Gastlichkeit und Gemütlichkeit beim Pulverhüüsli

Der Bürgerrat lud an Auffahrt zur 4. Auflage des Pulverhüüsli-Festes ein. Jung und Alt bevölkerten am Mittag buntgemischt den Platz in der hinteren Ermitage.

Macht Hunger: Cervelat, Bratwurst, Plätzchen – verführerisch gut grilliert vom Grillmeister der Bürgergemeinde.  Foto: Barbara Nüesch
Macht Hunger: Cervelat, Bratwurst, Plätzchen – verführerisch gut grilliert vom Grillmeister der Bürgergemeinde. Foto: Barbara Nüesch

Es ist angenehm warm an diesem Auffahrtstag. Mit leichten Schuhen, Sonnenhüten und -brillen, mit Kindern im Huckepack, im Kinderwagen oder im Schlepptau oder auch allein wandern, schlendern, bummeln etliche Arlesheimerinnen und Arlesheimer durch die Ermitage dem Pulverhüüsli zu.
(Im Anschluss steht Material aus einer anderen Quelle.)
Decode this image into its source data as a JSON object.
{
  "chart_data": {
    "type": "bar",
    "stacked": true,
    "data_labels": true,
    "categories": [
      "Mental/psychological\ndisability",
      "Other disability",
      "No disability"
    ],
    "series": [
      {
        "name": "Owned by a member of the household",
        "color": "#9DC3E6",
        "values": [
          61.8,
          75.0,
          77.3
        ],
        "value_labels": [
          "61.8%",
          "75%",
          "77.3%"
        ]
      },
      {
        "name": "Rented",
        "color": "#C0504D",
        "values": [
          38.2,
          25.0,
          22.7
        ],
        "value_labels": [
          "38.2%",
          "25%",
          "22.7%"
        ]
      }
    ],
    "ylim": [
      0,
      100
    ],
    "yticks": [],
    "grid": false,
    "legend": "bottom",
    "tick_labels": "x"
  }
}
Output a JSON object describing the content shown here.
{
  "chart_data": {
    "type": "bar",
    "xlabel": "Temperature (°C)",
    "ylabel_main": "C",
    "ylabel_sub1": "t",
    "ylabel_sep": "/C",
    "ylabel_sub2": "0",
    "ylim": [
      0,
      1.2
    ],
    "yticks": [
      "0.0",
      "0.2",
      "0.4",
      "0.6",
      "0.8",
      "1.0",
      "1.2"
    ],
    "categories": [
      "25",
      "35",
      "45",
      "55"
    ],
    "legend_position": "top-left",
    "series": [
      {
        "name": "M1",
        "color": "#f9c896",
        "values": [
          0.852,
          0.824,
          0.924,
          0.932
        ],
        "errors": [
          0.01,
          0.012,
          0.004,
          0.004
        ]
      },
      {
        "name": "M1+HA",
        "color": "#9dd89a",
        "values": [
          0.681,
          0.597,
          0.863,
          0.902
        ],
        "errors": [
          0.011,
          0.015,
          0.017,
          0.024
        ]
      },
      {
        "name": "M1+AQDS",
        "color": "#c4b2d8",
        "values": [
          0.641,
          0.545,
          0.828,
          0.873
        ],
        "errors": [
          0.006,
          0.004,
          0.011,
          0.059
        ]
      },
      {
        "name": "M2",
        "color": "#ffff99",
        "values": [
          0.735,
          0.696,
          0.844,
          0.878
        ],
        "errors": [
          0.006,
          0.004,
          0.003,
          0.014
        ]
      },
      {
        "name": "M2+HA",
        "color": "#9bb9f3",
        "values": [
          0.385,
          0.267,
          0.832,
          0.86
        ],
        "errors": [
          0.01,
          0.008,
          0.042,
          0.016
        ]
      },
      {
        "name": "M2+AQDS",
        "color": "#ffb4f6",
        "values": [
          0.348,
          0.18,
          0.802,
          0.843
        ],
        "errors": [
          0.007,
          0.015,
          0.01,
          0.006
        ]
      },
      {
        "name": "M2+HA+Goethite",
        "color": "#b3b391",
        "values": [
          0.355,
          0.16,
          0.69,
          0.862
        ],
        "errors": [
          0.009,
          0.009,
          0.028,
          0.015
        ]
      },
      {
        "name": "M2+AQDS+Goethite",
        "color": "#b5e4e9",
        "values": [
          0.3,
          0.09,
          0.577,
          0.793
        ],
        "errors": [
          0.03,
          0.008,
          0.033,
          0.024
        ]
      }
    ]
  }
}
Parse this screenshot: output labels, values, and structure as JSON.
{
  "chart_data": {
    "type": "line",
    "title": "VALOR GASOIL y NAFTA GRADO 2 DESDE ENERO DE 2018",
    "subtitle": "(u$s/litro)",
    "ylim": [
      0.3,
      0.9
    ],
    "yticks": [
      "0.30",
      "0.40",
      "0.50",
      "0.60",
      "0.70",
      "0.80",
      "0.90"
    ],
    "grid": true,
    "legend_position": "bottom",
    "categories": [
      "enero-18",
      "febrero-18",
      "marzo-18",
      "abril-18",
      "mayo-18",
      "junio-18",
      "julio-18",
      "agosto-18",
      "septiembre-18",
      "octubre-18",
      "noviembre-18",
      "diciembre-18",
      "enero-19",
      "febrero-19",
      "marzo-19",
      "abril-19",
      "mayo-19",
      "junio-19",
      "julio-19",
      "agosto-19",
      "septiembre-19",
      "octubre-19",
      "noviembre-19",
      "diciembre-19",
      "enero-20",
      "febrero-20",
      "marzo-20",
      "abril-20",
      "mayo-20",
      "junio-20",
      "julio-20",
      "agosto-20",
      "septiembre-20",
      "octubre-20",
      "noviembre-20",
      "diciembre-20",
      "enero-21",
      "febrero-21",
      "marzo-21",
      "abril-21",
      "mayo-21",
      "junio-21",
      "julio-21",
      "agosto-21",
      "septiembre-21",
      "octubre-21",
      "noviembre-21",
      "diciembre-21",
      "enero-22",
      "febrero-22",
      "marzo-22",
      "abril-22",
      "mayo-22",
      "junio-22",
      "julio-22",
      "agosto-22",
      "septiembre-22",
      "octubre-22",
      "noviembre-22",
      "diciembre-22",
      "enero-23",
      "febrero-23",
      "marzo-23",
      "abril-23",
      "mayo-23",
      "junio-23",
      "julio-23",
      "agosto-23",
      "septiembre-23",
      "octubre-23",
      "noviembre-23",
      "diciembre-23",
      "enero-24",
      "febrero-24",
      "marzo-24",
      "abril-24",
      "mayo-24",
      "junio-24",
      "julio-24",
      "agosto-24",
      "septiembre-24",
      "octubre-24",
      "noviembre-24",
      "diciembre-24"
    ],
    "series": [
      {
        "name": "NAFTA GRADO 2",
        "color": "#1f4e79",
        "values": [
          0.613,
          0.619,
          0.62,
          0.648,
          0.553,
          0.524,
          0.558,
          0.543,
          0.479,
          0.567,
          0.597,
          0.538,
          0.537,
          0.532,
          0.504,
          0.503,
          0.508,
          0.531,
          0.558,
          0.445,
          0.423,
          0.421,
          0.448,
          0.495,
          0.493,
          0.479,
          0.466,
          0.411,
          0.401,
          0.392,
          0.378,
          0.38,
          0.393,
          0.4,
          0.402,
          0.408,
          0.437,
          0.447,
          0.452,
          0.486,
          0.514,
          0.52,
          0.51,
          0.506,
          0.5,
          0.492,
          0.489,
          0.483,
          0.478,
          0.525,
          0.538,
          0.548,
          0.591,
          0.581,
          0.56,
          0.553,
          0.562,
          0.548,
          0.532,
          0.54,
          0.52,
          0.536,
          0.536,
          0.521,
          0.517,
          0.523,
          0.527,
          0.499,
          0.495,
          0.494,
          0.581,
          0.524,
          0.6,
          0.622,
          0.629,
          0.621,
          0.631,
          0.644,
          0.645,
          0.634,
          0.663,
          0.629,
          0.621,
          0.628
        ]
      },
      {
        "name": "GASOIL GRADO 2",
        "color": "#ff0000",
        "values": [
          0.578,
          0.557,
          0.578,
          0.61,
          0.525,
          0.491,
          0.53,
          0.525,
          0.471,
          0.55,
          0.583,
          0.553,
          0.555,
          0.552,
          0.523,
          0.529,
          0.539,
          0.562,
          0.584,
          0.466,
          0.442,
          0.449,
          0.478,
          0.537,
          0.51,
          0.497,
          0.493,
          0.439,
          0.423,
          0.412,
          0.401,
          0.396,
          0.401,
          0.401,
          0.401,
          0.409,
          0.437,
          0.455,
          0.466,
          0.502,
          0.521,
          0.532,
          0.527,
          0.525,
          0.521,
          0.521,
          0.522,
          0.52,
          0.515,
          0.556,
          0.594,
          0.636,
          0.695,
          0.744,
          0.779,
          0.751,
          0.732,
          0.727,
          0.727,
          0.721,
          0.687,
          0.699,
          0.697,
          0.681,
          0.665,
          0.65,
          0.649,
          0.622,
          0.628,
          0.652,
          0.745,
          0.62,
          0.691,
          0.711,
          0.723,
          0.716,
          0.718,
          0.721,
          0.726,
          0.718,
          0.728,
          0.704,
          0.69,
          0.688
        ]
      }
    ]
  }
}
Bürgerratspräsident Stephan Kink begrüsst kurz nach 11 Uhr in bester Laune die Ankömmlinge persönlich und eine Gruppierung des Musikvereins bereitet sich auf ihren Einsatz vor. Die ersten Bratwürste und Plätzli wechseln vom Grill auf Pappteller und werden mit feinem Brot oder knusprigen Pommes frites garniert zu den Festbänken getragen.

«Fürs Vorbereiten, Durchführen und Aufräumen brauchen wir rund vier Tage», wird Stephan Kink später erzählen. «Wir», das sind die Bürgerräte mit Anhang und fünf bis sechs Bürger. Jetzt stehen sie am Grill, schneiden Kuchen, füllen Gläser – der leichte Arleser Blauburgunder mundet wunderbar bei diesem sommerlichen Wetter. Sie ordnen die Warteschlange vor dem Buffet, räumen Tische ab und kochen Spaghetti in der gut eingerichteten Pulverhüüsli-Küche.

«Die Finanzen der Bürgergemeinde reichen nicht für einen alljährlichen Bannumgang mit der dazugehörenden Gratisabgabe von Wurst und Brot für alle», erklärt Kink bei einem kühlen Bier. Weil das Zusammensein am Banntag so gemütlich war, sei die Idee, in den Zwischenjahren ein Fest zu veranstalten, entstanden. 1971 wurde das erste Schüürli-Fest auf der Renggersmatt durchgeführt. Nach dem Erwerb des alten Munitionslagers der Armee und dessen Umbau lädt die Bürgergemeinde nun alle zwei Jahre zum Pulverhüüsli-Fest ein.


Mit ehrenamtlichem Engagement

«Ohne Gratisarbeit würde das nicht funktionieren. Alle sind mit viel Idealismus und Interesse am Wald, am Dorf und an der Bevölkerung dabei.» Kink kennt die Gemeinde- und die Bürgerpolitik und liebt das Erzählen. Er schwärmt von Susanne Wüests Pferdekutschen, mit denen bis vor zwei Jahren ein kleiner Shuttle-Dienst habe angeboten werden können. Nun sind die Pferde alt und mögen nicht mehr. «Gehschwächere Leute sollten nicht bloss wegen der Distanz zum Dorf vom Fest ausgeschlossen werden», betont Kink und trinkt sein mittlerweile lauwarmes Bier aus. Die Musik spielt «Über den Wolken» und manch einer denkt, dort wärs jetzt kühler. Längst sind die Schattenplätze besetzt. Doch die Wald-und-Wurst-Atmosphäre ist sehr gemütlich und man bleibt und verweilt.